Le précédent scrutin de ce type, en 1998, avait été marqué par un triomphe du Parti démocratique des socialistes (DPS) du Président Milo Djukanovic, qui avait raflé la plupart des mairies des grandes villes du pays, cantonnant le Parti socialiste populaire (SNP) à ses bastions pro-serbes traditionnels du nord du pays.
Cette année, la situation est bien différente, et l’on s’attend à un effondrement du «bloc monténégrin», centré autour du DPS. La coalition «Pour la Yougoslavie» se prépare à faire main basse sur le littoral et la plupart des municipalités détenues par le DPS. La bataille sera particulièrement âpre dans le port de Bar et à Niksic, la seconde ville du pays, réputée donner à la virgule près l’étiage national des forces politiques. Seuls les indépendantistes convaincus de l’Alliance libérale du Monténégro (LSCG), pourraient troubler la victoire annoncée du SNP en emportant la majorité absolue dans leur fief de Cetinje, l’ancienne capitale royale, et en marquant des points sur la côte. Les Libéraux veulent ainsi surclasser le DPS dans la vieille ville de Kotor.
Un scrutin observé avec attention à Belgrade
Les contours du scénario catastrophe sont bien connus pour les proches de Milo Djukanovic : raz-de-marée pour le SNP et avancée des Libéraux, qui ferait payer au prix fort la signature de l’accord de Belgrade. À Cetinje, lors de leur dernier meeting de campagne, les Libéraux ont encore clamé que cet accord était «une trahison des intérêts monténégrins», et cet argument pourrait toucher la frange la plus indépendantiste de l’électorat normalement fidèle à Milo Djukanovic. De son côté, la principale formation pro-yougoslave, le SNP, répète que l’accord «enterre l’idée d’indépendance» et justifie donc la validité de son programme.

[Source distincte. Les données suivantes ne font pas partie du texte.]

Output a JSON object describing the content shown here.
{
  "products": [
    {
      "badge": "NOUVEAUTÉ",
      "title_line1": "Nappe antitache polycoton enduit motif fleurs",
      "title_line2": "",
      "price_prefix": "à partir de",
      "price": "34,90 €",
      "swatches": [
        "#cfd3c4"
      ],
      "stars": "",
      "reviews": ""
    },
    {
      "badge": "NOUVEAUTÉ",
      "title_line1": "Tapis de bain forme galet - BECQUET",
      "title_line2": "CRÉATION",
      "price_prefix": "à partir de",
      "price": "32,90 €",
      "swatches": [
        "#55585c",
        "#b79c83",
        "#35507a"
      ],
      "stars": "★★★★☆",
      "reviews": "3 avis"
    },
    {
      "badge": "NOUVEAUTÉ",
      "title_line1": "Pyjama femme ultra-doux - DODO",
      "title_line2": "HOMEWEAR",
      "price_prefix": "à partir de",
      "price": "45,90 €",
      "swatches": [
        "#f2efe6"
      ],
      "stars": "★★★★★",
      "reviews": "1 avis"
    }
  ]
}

Dans cette hypothèse, le DPS ne serait sûr de l’emporter que dans deux petites communes du nord du pays, Rozaje et Plav, majoritairement peuplées de Slaves musulmans. Un tel scénario signifierait une quasi-disparition du DPS de la scène politique monténégrine. Seule consolation : la mairie de la capitale, Podgorica, acquise au DSP, n’est pas en jeu, puisque des élections municipales anticipées avaient été organisées en juin 2000.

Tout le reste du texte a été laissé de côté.